一個最簡的 CREATE PIPE 語句示例如下:
CREATE PIPE <PipeId> -- PipeId 是能夠唯一標定流處理任務的名字
WITH SINK (
-- IoTDB 數據發送插件,目標端為 IoTDB
'sink' = 'iotdb-thrift-sink',
-- 目標端 IoTDB 其中一個 DataNode 節點的數據服務 ip
'sink.ip' = '127.0.0.1',
-- 目標端 IoTDB 其中一個 DataNode 節點的數據服務 port
'sink.port' = '6667',
)其表達的語義是:將本數據庫實例中的全量歷史數據和后續到達的實時數據,同步到目標為 127.0.0.1:6667 的 IoTDB 實例上。
注意:
SOURCE 和 PROCESSOR 為選填配置,若不填寫配置參數,系統則會采用相應的默認實現
SINK 為必填配置,需要在 CREATE PIPE 語句中聲明式配置
SINK 具備自復用能力。對于不同的流處理任務,如果他們的 SINK 具備完全相同 KV 屬性的(所有屬性的 key 對應的 value 都相同),那么系統最終只會創建一個 SINK 實例,以實現對連接資源的復用。

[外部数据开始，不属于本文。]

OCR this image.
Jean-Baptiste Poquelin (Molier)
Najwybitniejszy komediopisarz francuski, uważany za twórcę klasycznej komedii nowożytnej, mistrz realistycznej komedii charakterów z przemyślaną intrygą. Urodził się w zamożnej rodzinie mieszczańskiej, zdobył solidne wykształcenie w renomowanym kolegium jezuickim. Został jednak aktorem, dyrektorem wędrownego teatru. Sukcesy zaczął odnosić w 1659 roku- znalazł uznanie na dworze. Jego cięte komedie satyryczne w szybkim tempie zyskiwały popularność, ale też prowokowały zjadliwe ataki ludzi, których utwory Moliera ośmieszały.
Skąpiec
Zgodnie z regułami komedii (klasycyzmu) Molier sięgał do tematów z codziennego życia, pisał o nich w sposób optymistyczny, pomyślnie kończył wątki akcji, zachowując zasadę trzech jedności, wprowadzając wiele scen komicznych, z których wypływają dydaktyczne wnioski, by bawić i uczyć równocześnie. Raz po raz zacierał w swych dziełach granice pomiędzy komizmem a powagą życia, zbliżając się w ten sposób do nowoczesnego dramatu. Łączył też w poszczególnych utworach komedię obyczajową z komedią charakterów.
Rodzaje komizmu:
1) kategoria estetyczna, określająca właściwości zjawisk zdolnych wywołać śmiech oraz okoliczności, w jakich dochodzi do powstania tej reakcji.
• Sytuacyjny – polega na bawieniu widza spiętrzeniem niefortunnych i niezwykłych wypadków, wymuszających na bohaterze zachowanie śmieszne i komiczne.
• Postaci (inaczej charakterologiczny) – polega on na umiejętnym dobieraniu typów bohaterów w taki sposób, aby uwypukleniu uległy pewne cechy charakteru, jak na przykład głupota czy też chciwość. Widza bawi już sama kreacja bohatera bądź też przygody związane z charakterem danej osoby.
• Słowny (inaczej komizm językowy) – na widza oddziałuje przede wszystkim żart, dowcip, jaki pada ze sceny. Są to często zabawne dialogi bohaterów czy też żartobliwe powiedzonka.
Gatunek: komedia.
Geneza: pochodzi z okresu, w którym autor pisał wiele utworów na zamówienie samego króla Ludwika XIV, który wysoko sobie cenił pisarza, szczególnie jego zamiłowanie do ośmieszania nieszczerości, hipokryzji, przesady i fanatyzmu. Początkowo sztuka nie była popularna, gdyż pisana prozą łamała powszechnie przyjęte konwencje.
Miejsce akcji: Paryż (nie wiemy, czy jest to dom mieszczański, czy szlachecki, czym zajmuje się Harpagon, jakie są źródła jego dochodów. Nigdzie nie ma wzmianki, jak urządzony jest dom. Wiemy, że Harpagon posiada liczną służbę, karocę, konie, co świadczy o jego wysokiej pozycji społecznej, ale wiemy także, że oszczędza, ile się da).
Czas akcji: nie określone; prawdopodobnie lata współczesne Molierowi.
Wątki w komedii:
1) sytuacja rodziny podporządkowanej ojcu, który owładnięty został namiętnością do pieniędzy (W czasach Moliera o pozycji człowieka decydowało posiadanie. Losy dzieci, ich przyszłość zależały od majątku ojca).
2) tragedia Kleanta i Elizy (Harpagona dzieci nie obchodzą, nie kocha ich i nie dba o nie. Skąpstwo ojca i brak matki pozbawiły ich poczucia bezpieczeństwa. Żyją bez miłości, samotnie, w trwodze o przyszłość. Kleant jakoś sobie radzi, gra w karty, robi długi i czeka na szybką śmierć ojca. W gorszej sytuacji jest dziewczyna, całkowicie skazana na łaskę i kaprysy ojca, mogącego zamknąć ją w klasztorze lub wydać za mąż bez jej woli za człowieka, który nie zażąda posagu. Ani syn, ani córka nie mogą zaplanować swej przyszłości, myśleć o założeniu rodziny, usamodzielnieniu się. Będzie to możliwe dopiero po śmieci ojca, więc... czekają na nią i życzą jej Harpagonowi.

- 例如,有下面 pipe1, pipe2 兩個流處理任務的聲明:
CREATE PIPE pipe1 WITH SINK ( 'sink' = 'iotdb-thrift-sink', 'sink.ip' = 'localhost', 'sink.port' = '9999', ) CREATE PIPE pipe2 WITH SINK ( 'sink' = 'iotdb-thrift-sink', 'sink.port' = '9999', 'sink.ip' = 'localhost', )- 因為它們對 SINK 的聲明完全相同(即使某些屬性聲明時的順序不同),所以框架會自動對它們聲明的 SINK 進行復用,最終 pipe1, pipe2 的 SINK 將會是同一個實例。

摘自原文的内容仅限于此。